Bugün Helen, Lucas ve Austin ilk defa bir görev için geçmişe gideceklerdi. Antik dönemden kalma kitaplarda 50 zaman yolcusunun varlığından bahsedilirdi. Bunların yarısı erkek ve yarısı kadındı. Loca'nın amaçlarından biri 50 zaman yolcusunun kanlarını toplamak ve kronografa aktarmaktı. Kronografın mucidinin kim olduğu bilinmiyordu fakat iki tane kronograf olduğu biliniyordu. Kronograflardan biri yıllar önce çalınmıştı ve hala bulunamamıştı. Dolayısıyla çocukların şu an ki görevi eskiden yaşamış olan gen taşıyıcılarını tek tek ziyaret etmek ve kanlarını almaktı. Bu o kadar kolay bir görev değildi çünkü aralarında Loca'ya karşı olanlar ve kanlarını vermek istemeyenler de vardı. Dört yıldır aldıkları eğitimin sonunda çocuklar artık ilk görevlerine çıkacaklardı ve gidecekleri yıl 1920 idi. Helen'in annesinin kuzeni Margaret Davies ile görüşeceklerdi.

Kronografta 41 zaman yolcusunun kanı bulunuyordu. Geriye dokuz kişi kalıyordu fakat bu dokuz kişiden yalnızca sekizi biliniyordu. Son gen taşıyıcısı henüz doğmamıştı. Helen'e göre son zaman yolcusu onun gelecekteki kızı olacaktı çünkü hâlihazırda yirmi beş erkek vardı ve Garcia ailesinden de gen çıkmıyordu.

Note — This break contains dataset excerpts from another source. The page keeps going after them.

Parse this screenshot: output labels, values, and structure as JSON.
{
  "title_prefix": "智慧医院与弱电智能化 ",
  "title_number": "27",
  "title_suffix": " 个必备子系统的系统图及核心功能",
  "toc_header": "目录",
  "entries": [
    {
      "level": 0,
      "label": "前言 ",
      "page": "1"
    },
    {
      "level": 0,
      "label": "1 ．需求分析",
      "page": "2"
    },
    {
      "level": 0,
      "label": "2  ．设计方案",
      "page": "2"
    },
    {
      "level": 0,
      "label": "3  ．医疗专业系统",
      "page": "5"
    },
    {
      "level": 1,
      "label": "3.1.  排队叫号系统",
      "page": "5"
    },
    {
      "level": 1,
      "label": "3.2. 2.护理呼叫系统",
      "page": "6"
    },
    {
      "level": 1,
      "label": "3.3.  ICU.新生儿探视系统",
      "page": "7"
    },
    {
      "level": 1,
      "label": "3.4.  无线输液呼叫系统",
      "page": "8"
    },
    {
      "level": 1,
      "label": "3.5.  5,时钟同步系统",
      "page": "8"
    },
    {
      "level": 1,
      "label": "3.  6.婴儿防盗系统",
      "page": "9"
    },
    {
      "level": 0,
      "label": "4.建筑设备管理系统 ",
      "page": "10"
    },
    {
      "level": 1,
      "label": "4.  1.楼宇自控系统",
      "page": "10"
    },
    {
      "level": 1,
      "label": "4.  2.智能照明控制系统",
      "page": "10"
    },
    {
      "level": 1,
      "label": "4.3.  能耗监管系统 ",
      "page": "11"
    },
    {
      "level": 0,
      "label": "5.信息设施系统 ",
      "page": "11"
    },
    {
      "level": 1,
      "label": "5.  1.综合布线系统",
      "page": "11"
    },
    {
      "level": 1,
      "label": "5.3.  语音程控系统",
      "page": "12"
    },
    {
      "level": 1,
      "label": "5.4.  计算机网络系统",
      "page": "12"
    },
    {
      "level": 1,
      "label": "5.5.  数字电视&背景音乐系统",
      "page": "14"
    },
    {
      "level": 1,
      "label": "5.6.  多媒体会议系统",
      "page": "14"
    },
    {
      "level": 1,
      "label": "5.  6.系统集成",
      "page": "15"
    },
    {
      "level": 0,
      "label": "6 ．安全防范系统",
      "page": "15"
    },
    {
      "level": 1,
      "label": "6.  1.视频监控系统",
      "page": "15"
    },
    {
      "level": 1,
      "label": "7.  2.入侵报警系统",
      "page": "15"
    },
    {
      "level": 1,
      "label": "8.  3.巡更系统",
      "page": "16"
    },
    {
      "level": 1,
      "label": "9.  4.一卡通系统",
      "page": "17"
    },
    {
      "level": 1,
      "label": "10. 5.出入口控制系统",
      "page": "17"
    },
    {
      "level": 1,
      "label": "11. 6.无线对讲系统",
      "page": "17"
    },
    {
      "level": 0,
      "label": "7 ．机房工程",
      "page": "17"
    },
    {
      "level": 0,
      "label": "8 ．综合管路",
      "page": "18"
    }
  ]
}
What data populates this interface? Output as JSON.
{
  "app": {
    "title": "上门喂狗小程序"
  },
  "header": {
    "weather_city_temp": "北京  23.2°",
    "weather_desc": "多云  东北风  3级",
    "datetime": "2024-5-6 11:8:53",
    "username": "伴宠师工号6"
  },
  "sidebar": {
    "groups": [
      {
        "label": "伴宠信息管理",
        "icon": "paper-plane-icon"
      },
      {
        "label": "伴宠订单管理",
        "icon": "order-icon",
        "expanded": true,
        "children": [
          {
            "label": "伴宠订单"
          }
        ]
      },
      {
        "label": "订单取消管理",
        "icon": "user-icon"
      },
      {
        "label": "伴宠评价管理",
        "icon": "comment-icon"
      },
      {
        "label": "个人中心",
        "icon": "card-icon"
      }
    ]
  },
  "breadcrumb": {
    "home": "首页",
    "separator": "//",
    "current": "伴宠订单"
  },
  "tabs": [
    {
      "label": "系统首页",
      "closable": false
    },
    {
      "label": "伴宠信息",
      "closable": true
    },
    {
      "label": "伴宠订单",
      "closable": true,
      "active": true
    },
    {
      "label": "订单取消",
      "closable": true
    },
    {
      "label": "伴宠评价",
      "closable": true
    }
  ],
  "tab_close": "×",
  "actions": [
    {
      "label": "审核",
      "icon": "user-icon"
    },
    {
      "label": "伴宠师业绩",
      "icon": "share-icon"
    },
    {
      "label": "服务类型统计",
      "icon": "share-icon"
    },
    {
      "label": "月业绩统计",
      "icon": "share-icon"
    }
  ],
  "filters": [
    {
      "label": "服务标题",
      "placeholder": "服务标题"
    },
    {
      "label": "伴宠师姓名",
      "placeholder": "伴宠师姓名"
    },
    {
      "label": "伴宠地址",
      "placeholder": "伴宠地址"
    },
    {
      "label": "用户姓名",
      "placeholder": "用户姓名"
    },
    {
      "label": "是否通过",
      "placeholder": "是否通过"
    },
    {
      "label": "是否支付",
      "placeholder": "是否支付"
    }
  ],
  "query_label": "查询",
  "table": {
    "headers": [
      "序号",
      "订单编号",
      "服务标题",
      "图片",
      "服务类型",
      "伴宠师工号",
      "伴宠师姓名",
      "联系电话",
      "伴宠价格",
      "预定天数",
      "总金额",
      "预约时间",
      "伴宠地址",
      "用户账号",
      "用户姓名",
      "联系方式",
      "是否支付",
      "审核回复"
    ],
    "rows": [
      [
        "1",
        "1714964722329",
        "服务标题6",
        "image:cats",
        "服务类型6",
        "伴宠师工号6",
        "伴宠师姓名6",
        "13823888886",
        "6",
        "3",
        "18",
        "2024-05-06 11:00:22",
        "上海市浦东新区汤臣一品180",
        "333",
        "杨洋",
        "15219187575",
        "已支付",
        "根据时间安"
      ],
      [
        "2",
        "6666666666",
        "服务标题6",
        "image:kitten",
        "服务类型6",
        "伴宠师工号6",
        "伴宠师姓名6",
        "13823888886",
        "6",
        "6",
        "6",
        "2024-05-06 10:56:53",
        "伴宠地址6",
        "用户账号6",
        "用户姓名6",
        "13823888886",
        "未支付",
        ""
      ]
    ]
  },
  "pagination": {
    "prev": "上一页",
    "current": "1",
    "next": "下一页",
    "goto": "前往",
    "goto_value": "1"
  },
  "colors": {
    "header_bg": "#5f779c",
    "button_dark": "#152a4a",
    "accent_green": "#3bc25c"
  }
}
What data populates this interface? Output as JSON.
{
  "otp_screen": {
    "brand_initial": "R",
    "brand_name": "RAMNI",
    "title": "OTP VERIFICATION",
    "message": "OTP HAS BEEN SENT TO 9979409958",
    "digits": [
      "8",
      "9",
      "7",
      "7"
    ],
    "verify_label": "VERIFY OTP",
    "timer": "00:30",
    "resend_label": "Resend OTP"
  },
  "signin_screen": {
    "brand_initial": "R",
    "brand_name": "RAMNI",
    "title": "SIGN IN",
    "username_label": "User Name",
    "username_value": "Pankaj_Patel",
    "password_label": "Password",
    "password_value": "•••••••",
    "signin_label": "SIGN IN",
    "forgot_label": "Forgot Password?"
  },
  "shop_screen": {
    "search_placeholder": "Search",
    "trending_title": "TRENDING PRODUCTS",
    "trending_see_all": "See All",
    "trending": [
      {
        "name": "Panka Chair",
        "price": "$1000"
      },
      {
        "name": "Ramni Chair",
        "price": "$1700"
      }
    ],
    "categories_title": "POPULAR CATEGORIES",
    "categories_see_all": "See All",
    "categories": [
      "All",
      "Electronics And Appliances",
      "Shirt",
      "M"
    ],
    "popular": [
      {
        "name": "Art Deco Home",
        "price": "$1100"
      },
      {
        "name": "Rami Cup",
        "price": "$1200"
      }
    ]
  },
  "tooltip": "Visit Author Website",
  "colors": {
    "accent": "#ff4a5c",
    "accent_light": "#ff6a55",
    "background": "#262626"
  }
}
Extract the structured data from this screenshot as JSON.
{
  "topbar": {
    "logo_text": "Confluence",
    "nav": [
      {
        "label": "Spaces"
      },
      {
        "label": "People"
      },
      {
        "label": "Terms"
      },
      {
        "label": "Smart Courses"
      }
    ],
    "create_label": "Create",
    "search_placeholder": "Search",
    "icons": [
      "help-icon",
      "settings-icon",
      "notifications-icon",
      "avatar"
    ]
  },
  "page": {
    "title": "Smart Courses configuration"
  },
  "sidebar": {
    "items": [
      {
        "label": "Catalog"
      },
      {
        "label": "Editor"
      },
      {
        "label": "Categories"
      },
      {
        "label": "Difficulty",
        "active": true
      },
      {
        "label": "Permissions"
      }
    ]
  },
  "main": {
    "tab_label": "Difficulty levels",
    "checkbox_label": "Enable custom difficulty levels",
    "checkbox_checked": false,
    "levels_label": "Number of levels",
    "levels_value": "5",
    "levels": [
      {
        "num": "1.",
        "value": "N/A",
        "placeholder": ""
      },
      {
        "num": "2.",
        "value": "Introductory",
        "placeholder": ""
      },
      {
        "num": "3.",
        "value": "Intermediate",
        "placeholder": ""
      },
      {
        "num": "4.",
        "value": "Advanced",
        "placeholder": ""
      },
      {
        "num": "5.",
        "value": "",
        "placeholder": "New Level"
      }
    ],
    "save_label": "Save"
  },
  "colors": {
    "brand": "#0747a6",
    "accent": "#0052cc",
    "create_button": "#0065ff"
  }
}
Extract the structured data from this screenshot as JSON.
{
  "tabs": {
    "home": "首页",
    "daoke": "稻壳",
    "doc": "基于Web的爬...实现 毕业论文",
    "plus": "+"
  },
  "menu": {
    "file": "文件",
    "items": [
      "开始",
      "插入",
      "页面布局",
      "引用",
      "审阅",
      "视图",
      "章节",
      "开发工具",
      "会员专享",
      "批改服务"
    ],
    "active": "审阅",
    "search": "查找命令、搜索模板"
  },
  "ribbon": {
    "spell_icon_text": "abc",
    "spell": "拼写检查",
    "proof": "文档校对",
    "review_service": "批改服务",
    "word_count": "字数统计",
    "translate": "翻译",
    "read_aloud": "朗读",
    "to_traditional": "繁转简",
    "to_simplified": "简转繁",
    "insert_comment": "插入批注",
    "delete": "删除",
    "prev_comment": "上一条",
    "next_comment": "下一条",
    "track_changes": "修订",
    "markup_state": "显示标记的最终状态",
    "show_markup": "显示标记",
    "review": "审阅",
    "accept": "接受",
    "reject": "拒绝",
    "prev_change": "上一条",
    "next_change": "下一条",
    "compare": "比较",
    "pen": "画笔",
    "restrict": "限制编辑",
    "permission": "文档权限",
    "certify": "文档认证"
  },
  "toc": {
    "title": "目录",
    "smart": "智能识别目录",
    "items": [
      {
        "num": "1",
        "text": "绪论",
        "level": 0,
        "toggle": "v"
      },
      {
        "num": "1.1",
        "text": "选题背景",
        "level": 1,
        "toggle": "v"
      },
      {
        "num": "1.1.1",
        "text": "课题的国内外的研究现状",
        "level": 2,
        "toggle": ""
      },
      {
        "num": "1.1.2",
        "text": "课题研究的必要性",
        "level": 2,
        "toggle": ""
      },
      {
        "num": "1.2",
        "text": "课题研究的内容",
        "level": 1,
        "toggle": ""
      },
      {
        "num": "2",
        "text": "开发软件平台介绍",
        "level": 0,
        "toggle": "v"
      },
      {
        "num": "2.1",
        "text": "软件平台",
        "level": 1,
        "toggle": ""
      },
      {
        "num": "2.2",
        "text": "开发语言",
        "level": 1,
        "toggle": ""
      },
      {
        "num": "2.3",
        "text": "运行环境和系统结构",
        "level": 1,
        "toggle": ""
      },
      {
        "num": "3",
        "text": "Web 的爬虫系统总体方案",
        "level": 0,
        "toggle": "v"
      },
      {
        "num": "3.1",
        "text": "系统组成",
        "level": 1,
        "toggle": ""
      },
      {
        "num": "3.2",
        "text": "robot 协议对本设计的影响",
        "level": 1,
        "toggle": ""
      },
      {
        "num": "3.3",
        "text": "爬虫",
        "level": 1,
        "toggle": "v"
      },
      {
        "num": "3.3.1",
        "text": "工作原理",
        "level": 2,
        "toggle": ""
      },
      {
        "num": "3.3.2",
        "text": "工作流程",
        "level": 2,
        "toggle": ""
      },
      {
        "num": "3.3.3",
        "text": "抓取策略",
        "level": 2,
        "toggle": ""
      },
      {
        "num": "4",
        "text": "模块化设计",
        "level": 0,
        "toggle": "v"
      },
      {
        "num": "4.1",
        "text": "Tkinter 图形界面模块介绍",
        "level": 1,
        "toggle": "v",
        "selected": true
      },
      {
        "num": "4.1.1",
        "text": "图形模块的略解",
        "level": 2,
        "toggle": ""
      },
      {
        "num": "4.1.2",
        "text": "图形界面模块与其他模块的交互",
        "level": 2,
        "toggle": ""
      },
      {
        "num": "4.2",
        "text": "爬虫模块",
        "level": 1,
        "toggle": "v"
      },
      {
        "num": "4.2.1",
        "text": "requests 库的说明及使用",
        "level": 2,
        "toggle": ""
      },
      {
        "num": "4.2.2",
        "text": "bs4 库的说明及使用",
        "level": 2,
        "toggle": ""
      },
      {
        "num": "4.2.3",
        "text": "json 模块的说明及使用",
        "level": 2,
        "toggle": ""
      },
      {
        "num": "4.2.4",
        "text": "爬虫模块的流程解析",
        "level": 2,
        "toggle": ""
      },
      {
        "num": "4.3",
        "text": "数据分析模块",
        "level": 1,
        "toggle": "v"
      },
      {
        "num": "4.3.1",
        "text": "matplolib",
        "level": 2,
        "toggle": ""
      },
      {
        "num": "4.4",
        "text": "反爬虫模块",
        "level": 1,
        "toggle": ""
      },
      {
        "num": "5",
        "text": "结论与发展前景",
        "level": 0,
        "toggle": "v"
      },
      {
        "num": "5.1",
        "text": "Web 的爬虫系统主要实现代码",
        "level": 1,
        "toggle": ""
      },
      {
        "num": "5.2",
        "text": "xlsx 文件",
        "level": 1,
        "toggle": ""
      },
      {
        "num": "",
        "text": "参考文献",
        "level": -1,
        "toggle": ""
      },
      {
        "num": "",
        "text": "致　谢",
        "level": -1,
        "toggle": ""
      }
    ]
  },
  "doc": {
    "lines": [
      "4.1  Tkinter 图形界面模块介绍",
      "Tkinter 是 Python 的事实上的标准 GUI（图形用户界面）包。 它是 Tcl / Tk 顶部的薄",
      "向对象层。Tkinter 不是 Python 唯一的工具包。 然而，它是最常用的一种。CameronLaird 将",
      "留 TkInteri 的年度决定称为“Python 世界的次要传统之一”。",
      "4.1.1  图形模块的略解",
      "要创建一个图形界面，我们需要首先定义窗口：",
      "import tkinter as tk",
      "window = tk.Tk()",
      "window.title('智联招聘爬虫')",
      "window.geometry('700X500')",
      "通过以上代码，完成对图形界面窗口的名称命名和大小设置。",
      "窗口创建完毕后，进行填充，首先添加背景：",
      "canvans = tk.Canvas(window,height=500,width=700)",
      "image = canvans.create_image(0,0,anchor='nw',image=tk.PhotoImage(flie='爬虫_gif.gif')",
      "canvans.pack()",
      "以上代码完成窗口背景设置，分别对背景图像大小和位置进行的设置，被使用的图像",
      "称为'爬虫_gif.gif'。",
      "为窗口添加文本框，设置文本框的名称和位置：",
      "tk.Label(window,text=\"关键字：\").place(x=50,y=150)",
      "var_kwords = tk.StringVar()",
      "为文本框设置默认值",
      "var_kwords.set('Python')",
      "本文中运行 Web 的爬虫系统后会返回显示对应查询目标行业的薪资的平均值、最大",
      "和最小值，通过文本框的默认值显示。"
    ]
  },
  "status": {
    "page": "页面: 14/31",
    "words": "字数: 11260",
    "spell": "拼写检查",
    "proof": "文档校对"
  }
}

"Bu kıyafet sevgili Zümrüt'ümüz için harika bir seçim oldu doğrusu." Bayan Barrile Helen'in üstündekilere hayranlıkla bakıyor ve gizliden gizliye kendi yeteneğiyle de iftihar ediyordu. Lucetta Barrile büyü dünyasındaki en ünlü modacılardan biriydi ve aslen İtalyan'dı. Uzun zamandır Loca'da görev alıyordu ve gen taşıyıcılarının gittikleri döneme uygun kostümlerini ayarlamak onun sorumluluğundaydı. Her zaman yolcusu değerli bir taşı temsil ediyordu ve Helen'in taşı zümrüttü, kadın bu sebeple ona böyle hitap etmişti.

Helen aynada kendine bakarken görüntüsünden memnun kalmıştı. Göğsünü ve sırtını kapatan, diz kapaklarına kadar uzanan, yeşil renkli bol bir elbise giymişti. Üstüne krem tonlarında dolgun kürk bir manto ve özenle yapılmış saçlarının üstüne de kloş şapka. Sivri uçlu, üzeri bantlı siyah ayakkabıları kombinini tamamlıyordu.

Austin'in üzerinde siyah ceket ve çizgili pantolon vardı. Lucas ise gri yelek ve aynı pantolonun bir ton koyusunu giyiyordu. İkisi de bir saat önceden hazır olmuşlardı fakat Helen'in saçı, makyajı ve giyinmesi yeni bitmişti. Gözlerindeki bıkkınlığı gizleme gereği duymadan "Kesinlikle!" demişlerdi aynı anda. Bayan Barrile onlara gözlerini kısarak bakmış ve İtalyanca bir şeyler söylemeye başlamıştı.